I'm a beginner in C programming and I have some questions regarding how to deal with files.
Let us suppose that we have a binary file with N int values stored. Let us suppose that we what to read the i-th in value in the file.
Is there any real advantage of using fseek for positioning the file pointer to the i-th int value and reading it after the fseek instead of using a sequence of i fread calls?
Intuitively, I think that fseek is faster. But how the function finds the i-th value in the file without reading the intermediary information?
I think that this is implementation-dependent. So, I tried to find the implementation of fseek function, without much success.
CodePudding user response:
Is there any real advantage of using fseek for positioning the file pointer to the i-th int value and reading it after the fseek instead of using a sequence of i fread calls?
Yes, if you want to read a value from the file and you know where it is, there is no reason to read anything else.
Intuitively, I think that fseek is faster. But how the function finds the i-th value in the file without reading the intermediary information?
Your intuition is correct, if you read one value it stands to reason that the it will be more efficient than reading several values. The way it finds the value is simple, generally speaking each position in the file corresponds to 1 byte, if you pass an offset of, for example 7, the next read will start from the 8th byte, imagine your file has the following data:
-58 10 12 14 7 9
^ ^
| |
0 offset of 7
fseek(fp, 7, SEEK_SET);
if(fscanf(fp,"%d",&num) == 1 ){
printf("%d", num);
}
Will output 12.
The file indicator was set to the 7th position, then the reading begins from the next byte. It's as if you had an array and you want to access the 7th position, you'll just use arr[7].
I think that this is implementation-dependent.
Though there are some small details that can be implementation defined, the overall behavior is standardised.
Synopsis
1.
#include <stdio.h> int fseek(FILE *stream, long int offset, int whence);Description:
The fseek function sets the file position indicator for the stream pointed to by stream. If a read or write error occurs, the error indicator for the stream is set and fseek fails.

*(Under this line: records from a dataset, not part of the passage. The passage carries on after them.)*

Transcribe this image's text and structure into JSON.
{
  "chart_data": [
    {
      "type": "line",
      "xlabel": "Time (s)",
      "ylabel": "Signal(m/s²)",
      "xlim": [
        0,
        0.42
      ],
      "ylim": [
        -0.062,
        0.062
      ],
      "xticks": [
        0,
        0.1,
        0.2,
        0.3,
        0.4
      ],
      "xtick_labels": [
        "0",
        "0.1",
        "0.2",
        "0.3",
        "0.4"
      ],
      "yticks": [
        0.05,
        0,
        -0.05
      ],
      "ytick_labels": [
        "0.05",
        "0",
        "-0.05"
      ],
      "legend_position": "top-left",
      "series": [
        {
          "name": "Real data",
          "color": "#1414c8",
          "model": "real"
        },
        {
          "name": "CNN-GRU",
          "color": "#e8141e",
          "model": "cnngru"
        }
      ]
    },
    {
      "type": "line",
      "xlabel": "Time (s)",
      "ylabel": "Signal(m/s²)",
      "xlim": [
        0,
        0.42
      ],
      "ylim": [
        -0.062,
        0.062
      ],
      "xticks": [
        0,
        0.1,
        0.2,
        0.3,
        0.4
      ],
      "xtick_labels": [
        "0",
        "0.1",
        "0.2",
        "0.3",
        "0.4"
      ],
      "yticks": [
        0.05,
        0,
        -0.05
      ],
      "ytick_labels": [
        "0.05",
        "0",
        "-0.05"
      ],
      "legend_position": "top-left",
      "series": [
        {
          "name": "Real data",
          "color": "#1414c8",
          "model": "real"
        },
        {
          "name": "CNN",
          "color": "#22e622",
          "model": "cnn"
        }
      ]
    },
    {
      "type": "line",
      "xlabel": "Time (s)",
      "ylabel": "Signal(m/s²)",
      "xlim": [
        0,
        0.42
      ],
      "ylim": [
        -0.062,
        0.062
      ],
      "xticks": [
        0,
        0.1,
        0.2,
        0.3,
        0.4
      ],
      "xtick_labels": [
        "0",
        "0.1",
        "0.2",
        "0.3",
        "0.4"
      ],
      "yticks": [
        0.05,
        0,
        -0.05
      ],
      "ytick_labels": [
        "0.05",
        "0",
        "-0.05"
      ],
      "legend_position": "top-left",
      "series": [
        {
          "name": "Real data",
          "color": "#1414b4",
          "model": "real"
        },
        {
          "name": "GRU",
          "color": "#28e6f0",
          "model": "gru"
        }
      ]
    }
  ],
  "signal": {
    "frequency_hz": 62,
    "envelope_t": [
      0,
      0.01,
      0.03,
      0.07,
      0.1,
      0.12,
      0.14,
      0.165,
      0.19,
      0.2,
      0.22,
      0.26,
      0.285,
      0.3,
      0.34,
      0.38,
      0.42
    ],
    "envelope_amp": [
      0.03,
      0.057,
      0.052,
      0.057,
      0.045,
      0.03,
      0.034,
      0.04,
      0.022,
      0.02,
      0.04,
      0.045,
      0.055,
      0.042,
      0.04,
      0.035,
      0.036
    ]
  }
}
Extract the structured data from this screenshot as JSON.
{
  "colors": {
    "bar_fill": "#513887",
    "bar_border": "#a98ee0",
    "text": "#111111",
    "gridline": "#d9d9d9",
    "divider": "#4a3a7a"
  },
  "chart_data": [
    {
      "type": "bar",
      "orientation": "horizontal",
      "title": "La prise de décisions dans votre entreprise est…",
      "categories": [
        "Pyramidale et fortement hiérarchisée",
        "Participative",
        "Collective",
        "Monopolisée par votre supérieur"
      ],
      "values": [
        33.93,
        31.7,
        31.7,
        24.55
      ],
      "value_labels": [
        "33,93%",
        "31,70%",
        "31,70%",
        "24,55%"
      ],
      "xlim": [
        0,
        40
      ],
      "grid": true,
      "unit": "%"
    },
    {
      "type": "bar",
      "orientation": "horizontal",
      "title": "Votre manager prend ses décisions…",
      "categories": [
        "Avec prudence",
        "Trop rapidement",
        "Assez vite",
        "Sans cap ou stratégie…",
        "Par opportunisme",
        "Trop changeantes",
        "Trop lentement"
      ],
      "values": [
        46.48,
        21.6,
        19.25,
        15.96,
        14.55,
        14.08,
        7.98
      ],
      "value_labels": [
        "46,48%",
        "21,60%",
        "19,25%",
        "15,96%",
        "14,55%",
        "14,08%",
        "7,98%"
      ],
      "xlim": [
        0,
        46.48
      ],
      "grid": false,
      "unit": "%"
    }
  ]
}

For a binary stream, the new position, measured in characters from the beginning of the file, is obtained by adding offset to the position specified by whence. The specified position is the beginning of the file if whence is SEEK_SET, the current value of the file position indicator if SEEK_CUR, or end-of-file if SEEK_END. A binary stream need not meaningfully support fseek calls with a whence value of SEEK_END.
For a text stream, either offset shall be zero, or offset shall be a value returned by an earlier successful call to the ftell function on a stream associated with the same file and whence shall be SEEK_SET.
After determining the new position, a successful call to the fseek function undoes any effects of the ungetc function on the stream, clears the end-of-file indicator for the stream, and then establishes the new position. After a successful fseek call, the next operation on an update stream may be either input or output.
Returns:
- The fseek function returns nonzero only for a request that cannot be satisfied.
CodePudding user response:
But how the function finds the i-th value in the file without reading the intermediary information?
It doesn't. It's up to you provide the correct (absolute or relative) offset. You can request, for example, to advance the file pointer by i*sizeof(X).
It still needs to follow the chain of sectors in which the file is located to find the right one, but that doesn't require reading those sectors. That metadata is stored outside of the file itself.
Is there any real advantage of using fseek for positioning the file pointer to the i-th int value and reading it after the fseek instead of using a sequence of i fread calls?
There are potential benefits at every level.
By seeking, the system may have to read less from the disk. The system reads from the disk in sectors, so short seeks might not have this benefit because of caching. But seeking over entire sectors reduces the amount of data that needs to be fetched from the disk.
Similarly, by seeking, the stdio library my have to request less from the OS.
The stdio library normally reads more than it requires so that future calls to fread doesn't need to touch the OS or the disk. A short seek might not require making any system calls, but seeking beyond the end of the buffered data could reduce the total amount of data fetched from the OS.
Finally, the skipped data doesn't need to be copied from the stdio library's buffers to the user's buffer at all when using fseek, no matter how far you seek.
Oh, and let's not forget that you were considering i-1 reads instead of just a large one. Each of those reads consume CPU, both in the library (error checking) and in the caller (error handling).